遮るものがあり、身を隠せそうな場所を見つけられれば、そこでカイルは横になり二、三時間ほど眠る。
その間の見張りはティナ、というよりはナナが行う。
日中であれば危険は見つけやすいし、それが迫ってくるようならばカイルを起こす。
幸いにもそういうことはそうそうなかったが、そうしてカイル達はこれまで旅を続けてきたのだ。
そして今日は朝早くに村を発見し、そのまま埋葬のために動き回っていたため、休んでいない。
場所を考えれば危険は少なそうだし、ここは休んでおくべきなのかもしれないが――
「……いや、俺も大丈夫だ。
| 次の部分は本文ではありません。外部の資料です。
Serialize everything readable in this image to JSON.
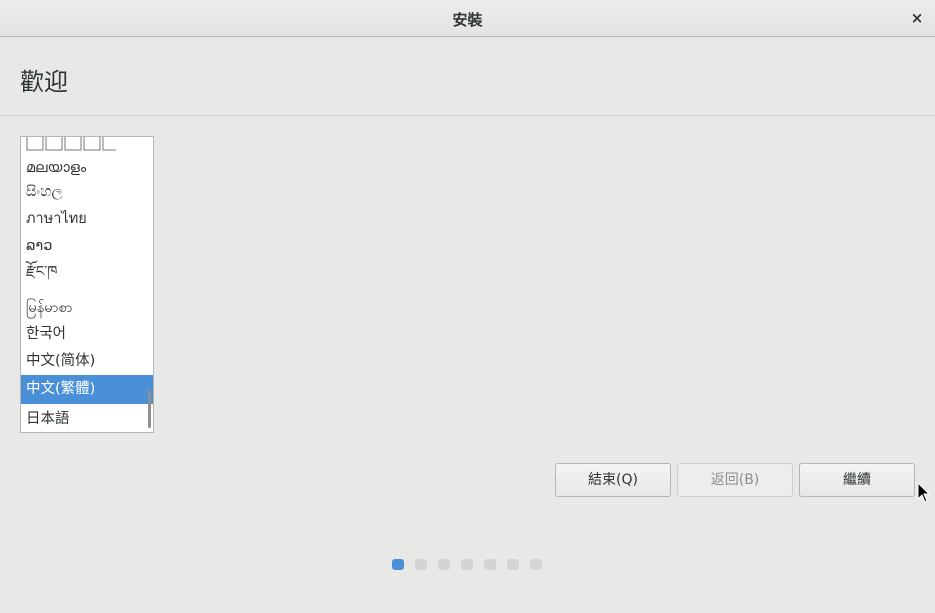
{
  "window": {
    "title": "安裝",
    "close_symbol": "×"
  },
  "page": {
    "heading": "歡迎"
  },
  "language_list": {
    "items": [
      {
        "label": "",
        "glyph_row": true
      },
      {
        "label": "മലയാളം"
      },
      {
        "label": "සිංහල"
      },
      {
        "label": "ภาษาไทย"
      },
      {
        "label": "ລາວ"
      },
      {
        "label": "རྫོང་ཁ"
      },
      {
        "label": "မြန်မာစာ"
      },
      {
        "label": "한국어"
      },
      {
        "label": "中文(简体)"
      },
      {
        "label": "中文(繁體)",
        "selected": true
      },
      {
        "label": "日本語"
      }
    ]
  },
  "buttons": {
    "quit": {
      "label": "結束(Q)",
      "enabled": true
    },
    "back": {
      "label": "返回(B)",
      "enabled": false
    },
    "continue": {
      "label": "繼續",
      "enabled": true
    }
  },
  "progress": {
    "total_steps": 7,
    "current_step": 1
  },
  "colors": {
    "accent": "#4a90d9",
    "background": "#e8e8e7",
    "list_bg": "#ffffff"
  },
  "icons": {
    "close": "close-icon",
    "cursor": "mouse-pointer-icon"
  }
}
昨日は魔物の気配すら感じなかったから、見張りというよりは半分休んでたようなものだったしな」
「そういえば、朝食を確保するのに少し遠くにまで移動した、と言っていましたね」
「ああ。それで何かあるのかもしれないと思い、探した結果あの村だった場所を発見したわけだが……もしかして、あそこに魔物が近寄ってこなかったのは、その鍵となんか関係があったりするのか?」
『……その可能性はありますね。あそこには結界が張ってあったわけでもありませんし、私も不思議に思っていたのですが、その鍵にはそういった効果もあったはずです。魔物に奪われてしまったりしたら大変ですから』
「それなら何であの村は……いや、さすがに完璧に防ぐのは無理か」
魔物が近寄らないのであれば、人が殺され村が壊されることはないのではないかと思ったものの、考えてみればあくまでも近寄れないだけなのだ。
物理的に魔物からの攻撃を防げるわけではない。
『そうですね、あくまでも近寄らせないためのものですから、例えば遠距離から攻撃をされたりしてしまえばどうしようもありません』
「ですが近寄れなかった結果、あそこまで色々なものが残されていた、ということですか」
「ふむ……理屈には合うな。ちなみにあの村に鍵があった理由とかは分かるのか?」
『おそらくは、ここはあそこからそう遠くない場所にあるのでしょう。鍵は最寄の人里に残しておくと決められていましたから』
「んー……ここから近いんなら、ここの試練とやらが終わった時にはあそこに鍵を戻すのもありか?」
「そうですね……ですが大半の物は埋めてしまいましたし、残っているのは家の残骸などです。下手に興味を覚えられてしまわないように、戻さないのも手かとは思いますが……」
『まあ、その辺は試練が終わってから考えればよろしいのではないでしょうか?』
「それもそうだな」
じゃあそういうことで、とティナに視線を向けると、頷きが返ってくる。
そうして今度こそ鍵が嵌められ――瞬間、壁が光った。
しかしまた光るのか、と思ったのも束の間、ゆっくりとその壁が消えていく。
まるで向こう側へと吸い込まれていくようであり、やがてそこには壁の代わりに大きな穴がポッカリと空いていた。
それを眺めながら、カイルは溜息を吐き出す。
「また随分と凝った演出だな……というか、これ奥見えないけど大丈夫なのか?」
『奥が見えないのはその先は別の空間に繋がっているせいですね。鍵を使わなければならない理由も、そこにあります』
「なるほどな……つまりある意味では、また空間を移動することになるのか」
この短時間の間に二度もとは、幸先がいいのか何なのか。
だが、それでこそだ、とも思う。
「ま、んじゃ行くか」
「はい」
そしてティナと一つ頷き合うと、カイルはその先へと向けて、一歩を踏み出すのであった。